Gleichwohl kamen im 17. Jahrhundert neue Aufnahmegebiete hinzu. Schunka widmet sich dabei ausführlich der Aufnahme von Hugenotten in Brandenburg-Preußen, das als von den französischen Grenzen weit entferntes, in vielerlei Hinsicht geografisch benachteiligtes Territorium einen besonders großen Aufwand betrieb, um Hugenotten zur Ansiedlung zu gewinnen. Neben der konfessionellen Solidarität spielten die zeitgenössischen Wirtschaftslehren und Peuplierungsinteressen eine zentrale Rolle im Wettbewerb um Neusiedler. Differenziert stellt Schunka sowohl die Erwartungshaltungen der kurfürstlichen Regierung als auch die zumindest in Teilen eher ernüchternden Realitäten dar. Andere deutsche Aufnahmeländer werden im Vergleich zu Brandenburg eher knapp und kursorisch angesprochen. Die europäische Dimension der Hugenottenmigration hingegen wird durchaus thematisiert. Einen besonderen Akzent setzt Schunka bei den globalen Zusammenhängen. Er spricht von einer "globalen Diaspora", die bei allen unterschiedlichen Entwicklungen doch lange an einem Gemeinschaftsgefühl und einer gemeinsamen Identität festhielt, Kontakte aufrechterhielt und auch von Außenstehenden als Gemeinschaft wahrgenommen werden konnte. Dabei geht es nicht nur um überseeische Siedlungsräume, sondern auch um hugenottische Partizipation an der europäischen Expansion, an der Sammlung von Wissen über die außereuropäische Welt und die dadurch induzierten Debatten in Europa.

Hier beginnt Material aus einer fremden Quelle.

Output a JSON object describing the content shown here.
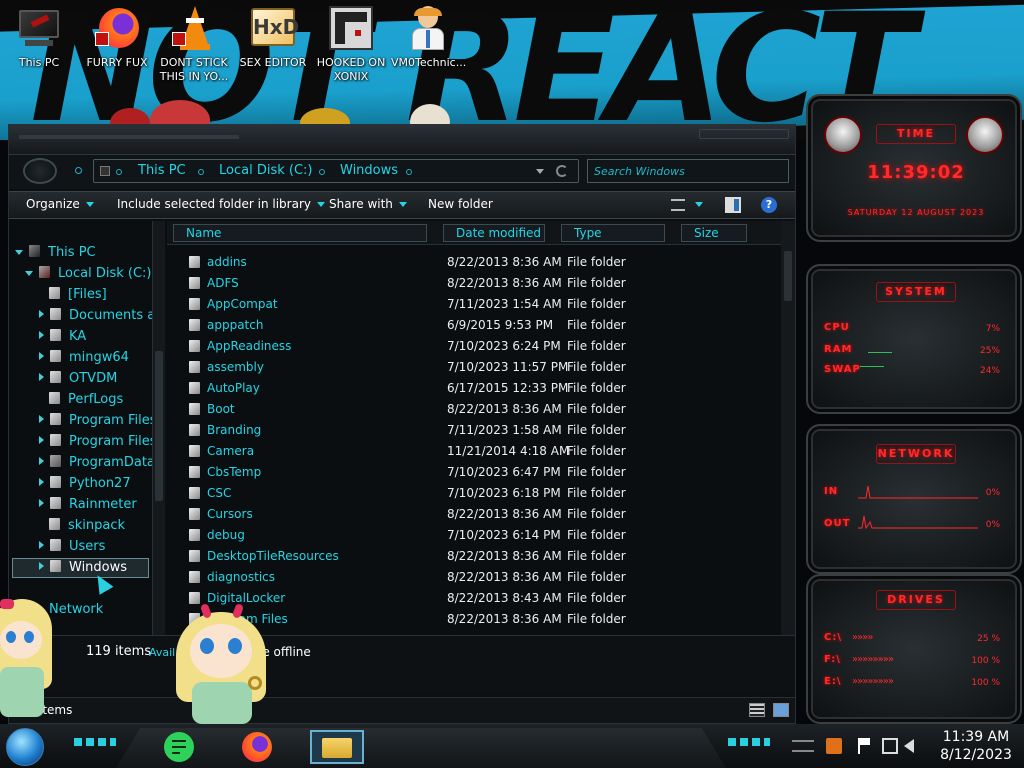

Abschließend reflektiert Schunka noch einmal die Bedeutung der Geschichte der Hugenotten für die gegenwärtige Welt, macht aber auch deutlich, wie sehr diese Geschichte immer noch von Mythenbildungen geprägt ist. Insgesamt legt er damit ein sehr lesenswertes Bändchen vor, das nicht nur als Einführung in die komplexe Thematik funktioniert, sondern auch als anregende und differenzierende Lektüre für diejenigen, die sich schon länger mit den Hugenotten befassen.
Anmerkungen:
[1] Eberhard Gresch: Die Hugenotten. Geschichte, Glaube und Wirkung, 5. Aufl., Leipzig 2015.
[2] Barbara Dölemeyer: Die Hugenotten, Stuttgart 2006.
[3] Ulrich Niggemann: Hugenotten (= UTB. Profile), Köln u.a. 2011.